Roaring Fork Valley hospice launches palliative care fellowship |

Hospice launches palliative care fellowship

Paul Bushong speaks to the first class of the Palliative Fellowship he is sponsoring for HomeCare and Hospice of the Valley.
Thomas Phippen / Post Independent

Paul Bushong has personal reasons for supporting hospice care organizations.

“I’m really a little selfish. I’m planning on taking advantage of it before too long. I’ll be 91 next month,” Bushong told the first class of the first Paul Bushong Palliative Care Fellowship.

The new program is run by HomeCare and Hospice of the Valley, which provides home healthcare for severely ill and near-death patients.

Currently, the program is only open to current HomeCare & Hospice of the Valley staff, but by next year, executive director Sylvia Allais hopes to expand the training to others.

The first 25 fellows “will go through certifications, and become the preceptors, I hope, for future fellowships,” Allais said.

“I hope to invite students, nurses, and others from different disciplines to come join us in a future fellowship.”

Bushong is the sole sponsor and benefactor of the organization, providing scholarships for nurses, nursing assistants, social workers and chaplains. Recipients to take part in a year-long training that culminates in a test and certification from the Hospice and Palliative Nurses Association.

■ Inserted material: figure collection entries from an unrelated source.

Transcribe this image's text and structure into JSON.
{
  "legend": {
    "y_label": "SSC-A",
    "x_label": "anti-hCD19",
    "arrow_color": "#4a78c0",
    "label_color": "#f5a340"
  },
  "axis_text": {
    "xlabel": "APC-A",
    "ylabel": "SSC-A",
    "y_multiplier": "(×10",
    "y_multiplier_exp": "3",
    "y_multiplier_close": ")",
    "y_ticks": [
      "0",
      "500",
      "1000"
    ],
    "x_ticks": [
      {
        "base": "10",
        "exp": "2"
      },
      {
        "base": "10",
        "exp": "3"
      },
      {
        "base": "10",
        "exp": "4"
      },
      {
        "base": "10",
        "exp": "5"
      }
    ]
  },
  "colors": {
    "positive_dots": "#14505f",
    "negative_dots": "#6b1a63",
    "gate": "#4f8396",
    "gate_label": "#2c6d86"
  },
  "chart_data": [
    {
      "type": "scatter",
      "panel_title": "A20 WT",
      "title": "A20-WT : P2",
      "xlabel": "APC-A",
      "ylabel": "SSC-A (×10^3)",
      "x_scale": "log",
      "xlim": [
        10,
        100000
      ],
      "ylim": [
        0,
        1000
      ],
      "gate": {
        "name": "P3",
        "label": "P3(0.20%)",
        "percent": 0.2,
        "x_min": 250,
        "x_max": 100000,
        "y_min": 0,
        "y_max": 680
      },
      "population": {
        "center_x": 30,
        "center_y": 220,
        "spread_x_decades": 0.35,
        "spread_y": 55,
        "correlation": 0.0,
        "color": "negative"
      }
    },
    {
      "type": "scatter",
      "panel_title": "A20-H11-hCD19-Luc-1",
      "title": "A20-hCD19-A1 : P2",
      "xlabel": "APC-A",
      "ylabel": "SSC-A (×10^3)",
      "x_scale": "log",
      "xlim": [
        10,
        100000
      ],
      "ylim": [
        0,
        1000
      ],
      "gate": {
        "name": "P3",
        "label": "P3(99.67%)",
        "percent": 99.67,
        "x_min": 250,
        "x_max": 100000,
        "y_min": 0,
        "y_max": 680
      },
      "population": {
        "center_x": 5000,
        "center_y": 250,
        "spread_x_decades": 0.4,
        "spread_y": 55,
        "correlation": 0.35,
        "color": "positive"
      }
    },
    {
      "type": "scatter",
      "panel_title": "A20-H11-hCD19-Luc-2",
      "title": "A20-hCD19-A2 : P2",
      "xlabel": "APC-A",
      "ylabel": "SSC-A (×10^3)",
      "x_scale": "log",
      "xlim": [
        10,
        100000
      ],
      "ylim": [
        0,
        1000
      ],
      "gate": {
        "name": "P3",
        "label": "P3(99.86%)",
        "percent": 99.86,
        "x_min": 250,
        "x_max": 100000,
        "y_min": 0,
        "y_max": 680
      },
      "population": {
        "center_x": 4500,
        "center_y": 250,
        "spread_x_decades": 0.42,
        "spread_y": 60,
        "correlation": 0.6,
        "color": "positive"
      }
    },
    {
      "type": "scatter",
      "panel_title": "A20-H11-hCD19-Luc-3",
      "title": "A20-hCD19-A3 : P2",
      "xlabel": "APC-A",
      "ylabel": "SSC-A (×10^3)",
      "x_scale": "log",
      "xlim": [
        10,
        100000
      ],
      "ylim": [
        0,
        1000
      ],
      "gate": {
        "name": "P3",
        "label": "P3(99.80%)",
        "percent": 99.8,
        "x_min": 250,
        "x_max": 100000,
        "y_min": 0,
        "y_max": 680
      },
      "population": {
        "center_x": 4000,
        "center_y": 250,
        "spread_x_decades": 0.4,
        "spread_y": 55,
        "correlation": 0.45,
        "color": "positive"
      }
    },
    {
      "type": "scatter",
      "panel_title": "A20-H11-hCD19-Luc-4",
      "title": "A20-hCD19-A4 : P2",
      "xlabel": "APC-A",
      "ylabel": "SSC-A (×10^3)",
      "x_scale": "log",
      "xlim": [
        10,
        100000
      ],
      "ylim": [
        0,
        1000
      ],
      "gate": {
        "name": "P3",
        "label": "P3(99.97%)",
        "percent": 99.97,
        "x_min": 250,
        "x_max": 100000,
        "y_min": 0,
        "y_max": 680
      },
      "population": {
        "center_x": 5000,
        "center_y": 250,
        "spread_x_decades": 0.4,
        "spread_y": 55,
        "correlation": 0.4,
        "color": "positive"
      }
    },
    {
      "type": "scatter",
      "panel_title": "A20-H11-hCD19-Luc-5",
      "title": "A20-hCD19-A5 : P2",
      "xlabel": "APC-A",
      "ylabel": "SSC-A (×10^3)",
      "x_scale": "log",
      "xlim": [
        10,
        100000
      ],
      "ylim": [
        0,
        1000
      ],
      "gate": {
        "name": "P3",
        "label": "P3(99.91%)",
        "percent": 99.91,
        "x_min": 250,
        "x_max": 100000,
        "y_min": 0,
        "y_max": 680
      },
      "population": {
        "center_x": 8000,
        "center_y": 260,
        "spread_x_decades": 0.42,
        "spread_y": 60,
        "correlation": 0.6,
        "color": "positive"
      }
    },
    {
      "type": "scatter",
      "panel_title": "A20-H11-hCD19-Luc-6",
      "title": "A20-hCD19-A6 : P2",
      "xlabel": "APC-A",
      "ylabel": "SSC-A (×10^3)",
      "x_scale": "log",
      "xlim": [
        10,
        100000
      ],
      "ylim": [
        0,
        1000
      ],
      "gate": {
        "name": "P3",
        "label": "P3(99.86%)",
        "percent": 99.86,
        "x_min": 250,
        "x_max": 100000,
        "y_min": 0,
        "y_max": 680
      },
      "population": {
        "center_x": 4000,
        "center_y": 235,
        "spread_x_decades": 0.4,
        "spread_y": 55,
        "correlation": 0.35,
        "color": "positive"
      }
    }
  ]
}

Palliative care focuses on comfort and quality of life, using active management of pain and other symptoms, as well as addressing psychological, social and spiritual issues often experienced with serious illness and at the end of life.

Allais also wants the fellowship to pave the way for a permanent, physical hospice to serve the Roaring Fork Valley.

“We want to build a hospice house in our community, and there has been a lot of talk about that,” Allais said.

Hospice of the Valley was part of a proposed development across the river from West Bank, but that proposal was denied.

“The fellowship is building a foundation to have the right skills and knowledge to support our community, and support a home like that,” Allais said.

With Garfield County’s elderly population expected to grow in the next decade, hospice and palliative options are critical, Allais said.

“We know that the aging population is going to triple by 2030,” Allais said.

“People want to be at home, and how do we keep them at home? By providing them with comprehensive support, regardless of their disease progression,” Allais said.